Government now more likely to opt for procrastination than action on reform
Opinion: Simple legislative changes could improve the Seanad at a stroke
Taoiseach Enda Kenny: needs more practice in reflection. Photograph: Dara Mac Donaill
The cynicism hasn’t stopped. They (Fine Gael and Labour) promised during the referendum campaign they would not reform the Seanad in the event of a No vote and this is a promise they will try to honour, while pretending the opposite.
They made this promise to enforce a straight choice between abolition of the Seanad and its retention as the elitist, largely irrelevant institution it is. If they had said they would reform the Seanad in the event of a No vote, the choice would have been between a reformed Seanad and the abolition of the Seanad. And they were determined to deny that choice to the people.
Enda Kenny said on Saturday afternoon he would need to “reflect” on how the Seanad could contribute to the reform of the political system. Since Enda has not had much practice in reflecting, this might take a while, and, most likely, the decision will be to refer the issue to the constitutional convention, as suggested over the weekend by that master of procrastination, Pat Rabbitte. Then more reflection and perhaps referral to an all-party committee and, before we know it, the election and the Seanad elected on the same basis as always.
This tactic could be subverted by a co-ordinated Opposition strategy to propose the enactment of a simple Bill to give everyone a vote in the next Seanad election, to be held on the same day as the general election. Because of the terms of the Constitution, the election would have to be to the five panels mentioned there: a culture and education panel; an agriculture and fisheries panel; a labour panel; industry and commerce panel; and a public administration panel.
Neither does there seem to be any problem ensuring that everyone has a single vote in Seanad elections.

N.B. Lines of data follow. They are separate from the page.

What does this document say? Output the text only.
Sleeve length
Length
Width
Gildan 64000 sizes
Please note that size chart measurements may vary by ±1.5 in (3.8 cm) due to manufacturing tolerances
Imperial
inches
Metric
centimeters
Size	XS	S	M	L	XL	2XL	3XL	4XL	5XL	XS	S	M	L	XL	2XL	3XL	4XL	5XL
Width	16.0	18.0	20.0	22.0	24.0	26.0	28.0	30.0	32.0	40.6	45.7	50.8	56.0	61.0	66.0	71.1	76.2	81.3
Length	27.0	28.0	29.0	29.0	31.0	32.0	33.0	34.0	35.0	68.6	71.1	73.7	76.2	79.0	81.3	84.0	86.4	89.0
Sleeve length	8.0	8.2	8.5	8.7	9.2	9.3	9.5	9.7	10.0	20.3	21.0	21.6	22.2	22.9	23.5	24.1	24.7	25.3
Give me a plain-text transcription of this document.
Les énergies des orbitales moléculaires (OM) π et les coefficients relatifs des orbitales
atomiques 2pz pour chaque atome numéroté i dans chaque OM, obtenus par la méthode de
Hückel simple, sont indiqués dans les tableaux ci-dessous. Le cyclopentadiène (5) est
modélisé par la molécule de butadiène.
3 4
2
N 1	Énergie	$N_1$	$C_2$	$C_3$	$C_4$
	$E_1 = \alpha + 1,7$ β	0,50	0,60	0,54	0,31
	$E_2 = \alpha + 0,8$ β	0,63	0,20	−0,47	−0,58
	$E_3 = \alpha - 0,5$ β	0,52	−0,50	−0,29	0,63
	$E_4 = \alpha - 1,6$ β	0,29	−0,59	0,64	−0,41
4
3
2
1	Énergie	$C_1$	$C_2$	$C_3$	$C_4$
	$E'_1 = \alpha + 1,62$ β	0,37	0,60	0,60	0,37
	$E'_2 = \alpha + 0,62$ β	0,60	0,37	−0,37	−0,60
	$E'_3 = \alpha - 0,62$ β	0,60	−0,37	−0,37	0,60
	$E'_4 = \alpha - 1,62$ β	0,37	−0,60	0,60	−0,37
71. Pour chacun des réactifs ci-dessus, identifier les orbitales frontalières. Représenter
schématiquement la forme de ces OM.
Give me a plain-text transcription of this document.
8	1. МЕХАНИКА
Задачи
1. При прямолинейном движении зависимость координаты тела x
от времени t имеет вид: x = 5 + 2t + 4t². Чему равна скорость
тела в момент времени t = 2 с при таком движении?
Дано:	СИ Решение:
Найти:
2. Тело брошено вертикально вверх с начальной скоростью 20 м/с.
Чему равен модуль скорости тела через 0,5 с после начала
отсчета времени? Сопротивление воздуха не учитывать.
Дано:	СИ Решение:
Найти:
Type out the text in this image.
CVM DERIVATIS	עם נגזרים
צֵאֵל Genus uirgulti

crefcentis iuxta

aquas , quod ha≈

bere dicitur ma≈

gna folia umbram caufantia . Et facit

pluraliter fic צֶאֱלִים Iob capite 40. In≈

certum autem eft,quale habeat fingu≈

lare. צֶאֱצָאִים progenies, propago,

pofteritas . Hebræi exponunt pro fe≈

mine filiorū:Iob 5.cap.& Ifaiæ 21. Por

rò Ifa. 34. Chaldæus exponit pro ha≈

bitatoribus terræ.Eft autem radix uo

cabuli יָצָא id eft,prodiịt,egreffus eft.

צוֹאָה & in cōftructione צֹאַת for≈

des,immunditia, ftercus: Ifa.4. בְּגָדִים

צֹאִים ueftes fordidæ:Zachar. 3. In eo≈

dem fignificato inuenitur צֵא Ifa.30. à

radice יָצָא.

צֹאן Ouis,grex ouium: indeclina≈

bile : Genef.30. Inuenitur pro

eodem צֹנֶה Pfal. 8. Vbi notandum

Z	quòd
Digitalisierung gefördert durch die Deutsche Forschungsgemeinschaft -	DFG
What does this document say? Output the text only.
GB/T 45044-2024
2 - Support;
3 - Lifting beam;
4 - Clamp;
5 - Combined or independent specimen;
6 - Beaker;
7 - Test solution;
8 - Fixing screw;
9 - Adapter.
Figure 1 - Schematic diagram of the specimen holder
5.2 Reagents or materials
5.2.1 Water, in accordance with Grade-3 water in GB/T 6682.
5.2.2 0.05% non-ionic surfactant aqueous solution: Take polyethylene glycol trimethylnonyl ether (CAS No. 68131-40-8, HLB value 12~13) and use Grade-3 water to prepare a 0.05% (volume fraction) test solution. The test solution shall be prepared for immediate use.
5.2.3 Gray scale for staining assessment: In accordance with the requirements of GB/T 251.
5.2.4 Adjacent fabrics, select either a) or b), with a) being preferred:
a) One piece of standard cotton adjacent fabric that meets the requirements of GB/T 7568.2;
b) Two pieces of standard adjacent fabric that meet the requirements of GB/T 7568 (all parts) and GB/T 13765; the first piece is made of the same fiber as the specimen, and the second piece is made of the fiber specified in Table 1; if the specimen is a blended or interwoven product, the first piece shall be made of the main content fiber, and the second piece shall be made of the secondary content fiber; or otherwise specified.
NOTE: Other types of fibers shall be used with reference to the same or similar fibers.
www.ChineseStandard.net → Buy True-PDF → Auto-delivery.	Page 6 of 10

An expanded role for the Seanad could be dealt with by further legislative change – the provision allowing the Taoiseach to nominate 11 people to the Seanad would require constitutional change.
The changes would improve the chamber at a stroke, there is no need for further “reflection” or for the view of the constitutional convention or of an all-party committee. It could and should be done before Christmas and, if the Opposition is clever, the Government can be embarrassed into going along with it.
There will be much wind from the Government benches on political reform, every puff of which will avoid the central issue of unaccountability.